Tidak hanya sempit, salah satu ruang kelas di lantai atas mengalami keretakan cukup parah sehingga tidak lagi digunakan karena dinilai berisiko terhadap keselamatan siswa dan guru.

Akibatnya, kegiatan belajar mengajar harus memanfaatkan ruang aula sekolah.

Pihak sekolah berharap pemerintah segera memberikan solusi agar tersedia ruang kelas yang aman, nyaman, dan sesuai dengan kebutuhan anak berkebutuhan khusus.

Rencana revitalisasi maupun pembangunan ruang kelas baru juga belum dapat berjalan optimal karena persoalan legalitas lahan, khususnya sertifikat tanah sekolah yang hingga kini belum terselesaikan.

Kebutuhan fasilitas pembelajaran juga masih cukup besar. Sekolah, antara lain, membutuhkan sarana pendukung terapi dan pembelajaran, termasuk kursi khusus bagi siswa dengan kebutuhan tertentu, terutama anak dalam spektrum autisme.

Hanya Lima Guru Berlatar Belakang PLB

Persoalan lain yang tidak kalah penting adalah keterbatasan tenaga pendidik dengan kompetensi khusus.

Dari sekitar 20 guru dan tenaga kependidikan yang tersedia, hanya lima orang yang memiliki latar belakang Pendidikan Luar Biasa.

Jumlah tersebut dinilai belum ideal untuk menangani peserta didik dengan karakteristik dan kebutuhan yang beragam. Anak berkebutuhan khusus membutuhkan metode pembelajaran, pendekatan komunikasi, serta pendampingan yang berbeda dengan siswa di sekolah reguler.

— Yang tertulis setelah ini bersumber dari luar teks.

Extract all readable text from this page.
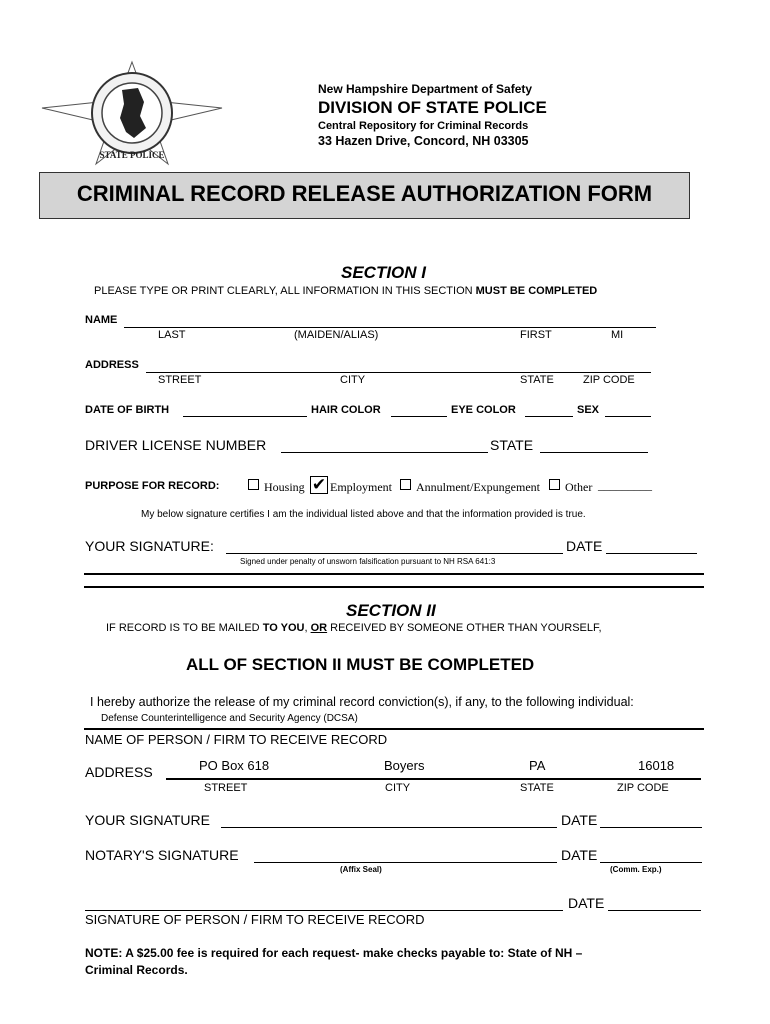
STATE POLICE
New Hampshire Department of Safety
DIVISION OF STATE POLICE
Central Repository for Criminal Records
33 Hazen Drive, Concord, NH 03305
CRIMINAL RECORD RELEASE AUTHORIZATION FORM
SECTION I
PLEASE TYPE OR PRINT CLEARLY, ALL INFORMATION IN THIS SECTION MUST BE COMPLETED
NAME
LAST	(MAIDEN/ALIAS)	FIRST	MI
ADDRESS
STREET	CITY	STATE	ZIP CODE
DATE OF BIRTH	HAIR COLOR	EYE COLOR	SEX
DRIVER LICENSE NUMBER	STATE
PURPOSE FOR RECORD:	Housing ✔ Employment Annulment/Expungement Other _________
My below signature certifies I am the individual listed above and that the information provided is true.
YOUR SIGNATURE:	DATE
Signed under penalty of unsworn falsification pursuant to NH RSA 641:3
SECTION II
IF RECORD IS TO BE MAILED TO YOU, OR RECEIVED BY SOMEONE OTHER THAN YOURSELF,
ALL OF SECTION II MUST BE COMPLETED
I hereby authorize the release of my criminal record conviction(s), if any, to the following individual:
Defense Counterintelligence and Security Agency (DCSA)
NAME OF PERSON / FIRM TO RECEIVE RECORD
ADDRESS	PO Box 618	Boyers	PA	16018
STREET	CITY	STATE	ZIP CODE
YOUR SIGNATURE	DATE
NOTARY'S SIGNATURE	DATE
(Affix Seal)	(Comm. Exp.)
DATE
SIGNATURE OF PERSON / FIRM TO RECEIVE RECORD
NOTE: A $25.00 fee is required for each request- make checks payable to: State of NH –
Criminal Records.
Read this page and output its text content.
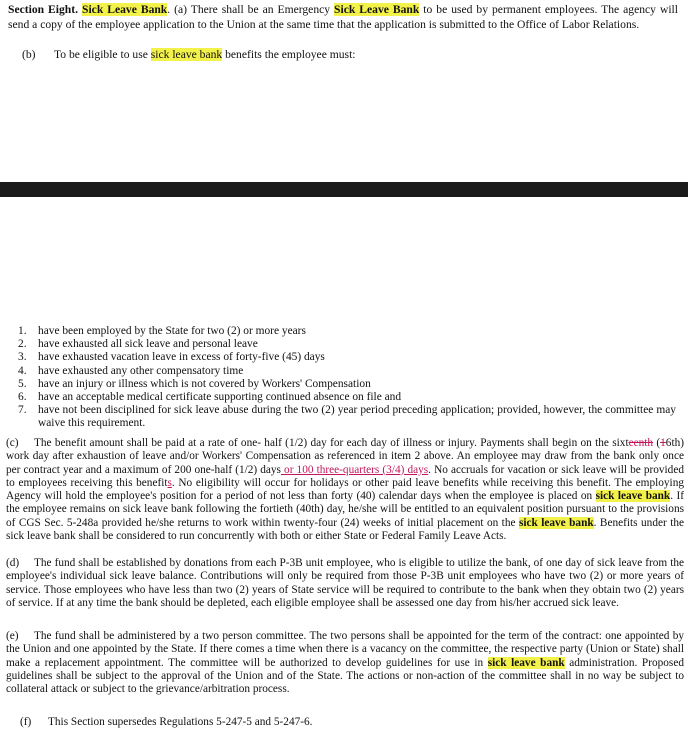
Section Eight. Sick Leave Bank. (a) There shall be an Emergency Sick Leave Bank to be used by permanent employees. The agency will send a copy of the employee application to the Union at the same time that the application is submitted to the Office of Labor Relations.
(b) To be eligible to use sick leave bank benefits the employee must:
1.	have been employed by the State for two (2) or more years
2.	have exhausted all sick leave and personal leave
3.	have exhausted vacation leave in excess of forty-five (45) days
4.	have exhausted any other compensatory time
5.	have an injury or illness which is not covered by Workers' Compensation
6.	have an acceptable medical certificate supporting continued absence on file and
7.	have not been disciplined for sick leave abuse during the two (2) year period preceding application; provided, however, the committee may waive this requirement.
(c) The benefit amount shall be paid at a rate of one- half (1/2) day for each day of illness or injury. Payments shall begin on the sixteenth (16th) work day after exhaustion of leave and/or Workers' Compensation as referenced in item 2 above. An employee may draw from the bank only once per contract year and a maximum of 200 one-half (1/2) days or 100 three-quarters (3/4) days. No accruals for vacation or sick leave will be provided to employees receiving this benefits. No eligibility will occur for holidays or other paid leave benefits while receiving this benefit. The employing Agency will hold the employee's position for a period of not less than forty (40) calendar days when the employee is placed on sick leave bank. If the employee remains on sick leave bank following the fortieth (40th) day, he/she will be entitled to an equivalent position pursuant to the provisions of CGS Sec. 5-248a provided he/she returns to work within twenty-four (24) weeks of initial placement on the sick leave bank. Benefits under the sick leave bank shall be considered to run concurrently with both or either State or Federal Family Leave Acts.
(d) The fund shall be established by donations from each P-3B unit employee, who is eligible to utilize the bank, of one day of sick leave from the employee's individual sick leave balance. Contributions will only be required from those P-3B unit employees who have two (2) or more years of service. Those employees who have less than two (2) years of State service will be required to contribute to the bank when they obtain two (2) years of service. If at any time the bank should be depleted, each eligible employee shall be assessed one day from his/her accrued sick leave.
(e) The fund shall be administered by a two person committee. The two persons shall be appointed for the term of the contract: one appointed by the Union and one appointed by the State. If there comes a time when there is a vacancy on the committee, the respective party (Union or State) shall make a replacement appointment. The committee will be authorized to develop guidelines for use in sick leave bank administration. Proposed guidelines shall be subject to the approval of the Union and of the State. The actions or non-action of the committee shall in no way be subject to collateral attack or subject to the grievance/arbitration process.
(f) This Section supersedes Regulations 5-247-5 and 5-247-6.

Pihak sekolah juga menyampaikan kekhawatiran terhadap kemungkinan sejumlah guru berpengalaman yang sebelumnya mendapat penugasan dari sekolah umum kembali ditarik ke sekolah reguler.

Jika hal tersebut terjadi, kekurangan tenaga pendidik yang memiliki kompetensi khusus dikhawatirkan semakin terasa.

Guru Berharap Ada Tunjangan Khusus

Kesejahteraan guru turut menjadi bagian penting dari aspirasi yang disampaikan dalam pertemuan tersebut.

Para pendidik menyampaikan bahwa mereka selama ini mengandalkan gaji sebagai PNS maupun PPPK dan belum mendapatkan tunjangan khusus yang berkaitan dengan tugas menangani anak berkebutuhan khusus.

Mereka berharap pemerintah dapat memberikan perhatian lebih terhadap guru SLB melalui kebijakan penghargaan dan tunjangan khusus, sebagaimana telah diterapkan di sejumlah daerah lainnya.

Bagi para guru, perhatian tersebut bukan semata soal kesejahteraan, tetapi juga bentuk penghargaan terhadap tugas dan tanggung jawab yang membutuhkan kesabaran, kompetensi, serta pendekatan khusus.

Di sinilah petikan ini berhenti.